Extreme rhetoric was countered by Iranian efforts to protect its sovereignty and punish those who violated it. On December 9, 2011, Iran filed a complaint with the United Nations Security Council (UNSC) in which Iran’s United Nation ambassador stated, “My government emphasizes that this blatant and unprovoked air violation by the United States government is tantamount to an act of hostility against the Islamic Republic of Iran in clear contravention of international law, in particular, the basic tenets of the United Nations Charter.” Days later, Iran denied the United States’ request for the drone’s return. Instead, Tehran responded with its intent to perform reverse engineering on the drone.

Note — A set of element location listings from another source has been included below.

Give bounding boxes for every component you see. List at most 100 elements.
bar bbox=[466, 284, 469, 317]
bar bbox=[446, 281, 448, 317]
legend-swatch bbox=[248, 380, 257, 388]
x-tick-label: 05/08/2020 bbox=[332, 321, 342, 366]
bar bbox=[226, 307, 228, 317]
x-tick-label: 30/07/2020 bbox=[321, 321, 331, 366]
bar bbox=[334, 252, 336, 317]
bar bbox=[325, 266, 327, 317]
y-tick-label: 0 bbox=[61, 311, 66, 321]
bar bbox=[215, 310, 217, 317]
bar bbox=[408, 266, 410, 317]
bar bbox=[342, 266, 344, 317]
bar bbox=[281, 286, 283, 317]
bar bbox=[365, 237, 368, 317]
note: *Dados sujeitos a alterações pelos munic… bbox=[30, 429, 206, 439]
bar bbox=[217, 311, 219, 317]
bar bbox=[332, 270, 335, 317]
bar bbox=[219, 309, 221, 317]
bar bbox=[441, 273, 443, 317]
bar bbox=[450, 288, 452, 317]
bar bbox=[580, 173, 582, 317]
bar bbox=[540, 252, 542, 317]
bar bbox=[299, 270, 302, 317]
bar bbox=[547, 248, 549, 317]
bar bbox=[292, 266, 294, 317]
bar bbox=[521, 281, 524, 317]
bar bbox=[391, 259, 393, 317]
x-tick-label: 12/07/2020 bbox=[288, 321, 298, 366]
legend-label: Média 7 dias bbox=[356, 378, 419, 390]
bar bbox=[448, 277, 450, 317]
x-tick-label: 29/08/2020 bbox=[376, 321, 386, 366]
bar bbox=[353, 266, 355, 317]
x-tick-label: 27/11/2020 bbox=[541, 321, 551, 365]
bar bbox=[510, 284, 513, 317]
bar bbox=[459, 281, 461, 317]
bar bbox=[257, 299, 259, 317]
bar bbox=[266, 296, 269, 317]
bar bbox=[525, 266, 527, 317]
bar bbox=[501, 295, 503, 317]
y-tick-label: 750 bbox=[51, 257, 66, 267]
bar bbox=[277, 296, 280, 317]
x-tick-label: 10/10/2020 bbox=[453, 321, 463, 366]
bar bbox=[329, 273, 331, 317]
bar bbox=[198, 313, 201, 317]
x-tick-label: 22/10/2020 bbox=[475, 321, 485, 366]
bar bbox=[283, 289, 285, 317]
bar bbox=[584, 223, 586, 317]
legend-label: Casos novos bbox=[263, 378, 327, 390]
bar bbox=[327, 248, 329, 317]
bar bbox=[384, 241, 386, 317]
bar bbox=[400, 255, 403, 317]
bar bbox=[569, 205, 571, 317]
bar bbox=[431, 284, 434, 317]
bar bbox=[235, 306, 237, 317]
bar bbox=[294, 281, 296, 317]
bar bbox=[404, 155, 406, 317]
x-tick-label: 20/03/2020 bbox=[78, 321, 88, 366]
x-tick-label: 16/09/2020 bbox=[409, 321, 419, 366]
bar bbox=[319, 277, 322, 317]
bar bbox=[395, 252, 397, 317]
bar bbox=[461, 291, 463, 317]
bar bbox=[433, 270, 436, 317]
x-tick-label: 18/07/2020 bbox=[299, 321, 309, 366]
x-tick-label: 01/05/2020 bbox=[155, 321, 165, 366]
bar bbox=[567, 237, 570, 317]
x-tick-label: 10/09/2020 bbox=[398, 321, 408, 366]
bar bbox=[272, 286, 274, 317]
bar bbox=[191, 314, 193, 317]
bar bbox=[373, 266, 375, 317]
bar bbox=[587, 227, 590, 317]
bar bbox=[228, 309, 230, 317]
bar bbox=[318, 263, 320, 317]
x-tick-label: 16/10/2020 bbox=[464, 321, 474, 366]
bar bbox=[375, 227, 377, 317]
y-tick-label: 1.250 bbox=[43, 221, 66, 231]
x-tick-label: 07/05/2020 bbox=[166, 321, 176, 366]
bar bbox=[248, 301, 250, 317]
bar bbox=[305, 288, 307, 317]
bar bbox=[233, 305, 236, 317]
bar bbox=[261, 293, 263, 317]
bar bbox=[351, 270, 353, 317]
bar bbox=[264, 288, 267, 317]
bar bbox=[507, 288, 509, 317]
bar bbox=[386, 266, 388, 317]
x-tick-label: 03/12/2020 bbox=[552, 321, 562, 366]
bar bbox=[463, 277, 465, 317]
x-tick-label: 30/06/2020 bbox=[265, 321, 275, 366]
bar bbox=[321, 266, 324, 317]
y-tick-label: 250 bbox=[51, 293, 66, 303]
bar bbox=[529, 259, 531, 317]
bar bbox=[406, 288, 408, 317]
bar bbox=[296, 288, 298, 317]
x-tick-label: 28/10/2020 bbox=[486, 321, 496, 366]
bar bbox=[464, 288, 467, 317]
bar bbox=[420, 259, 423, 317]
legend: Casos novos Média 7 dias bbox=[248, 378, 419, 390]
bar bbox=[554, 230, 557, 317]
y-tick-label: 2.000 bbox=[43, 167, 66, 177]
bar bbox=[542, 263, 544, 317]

Unresolved controversy and anger over American intelligence missions with internationally questionable infringements on Iranian sovereignty resurfaced earlier this month. One year after the 2011 drone incident, Iran claimed to capture another American drone flying in Iranian airspace over the Persian Gulf. Iranian television broadcast what appeared to be a ScanEagle drone. The ScanEagle was displayed in front of a large map of the Persian Gulf with a banner in Farsi and English saying, “We shall trample on the U.S.”
The United States Government claimed all of its aircrafts accounted for, and Commander Jason Salata, a spokesman for the United States Navy’s 5th Fleet in Bahrain stated, “The U.S. Navy has fully accounted for all unmanned air vehicles operating in the Middle East region.” Commenting on Iran’s claim to have captured an American drone operating in Iranian territory, he said, “Our operations in the Gulf are confined to internationally recognized waters and airspace.”
Like the plots of many made-for-television movies, the America-Iran dynamic is predictable. Viewers may regret wasting their time to watch the movie just like citizens of both countries may feel their tax dollars and politicians’ time are wasted trying to achieve seemingly unrealistic objectives. In the end, the results are the same, a combination of frustration and anger.
With more than a thirty-year backstory of distrust and deceptive activities by both sides, it is unlikely that American and Iranian leadership will be on an invite list for the other’s state function any time soon. However, as the world works to reconcile international security and stability issues revolving around nuclear weapons and state sovereignty, a course of action for effective interaction, without ulterior motives, needs to be implemented by both governments. The ultimate question is whether or not the two parties are capable of achieving positive results, or if they are determined to draw out their drama into a straight DVD trilogy.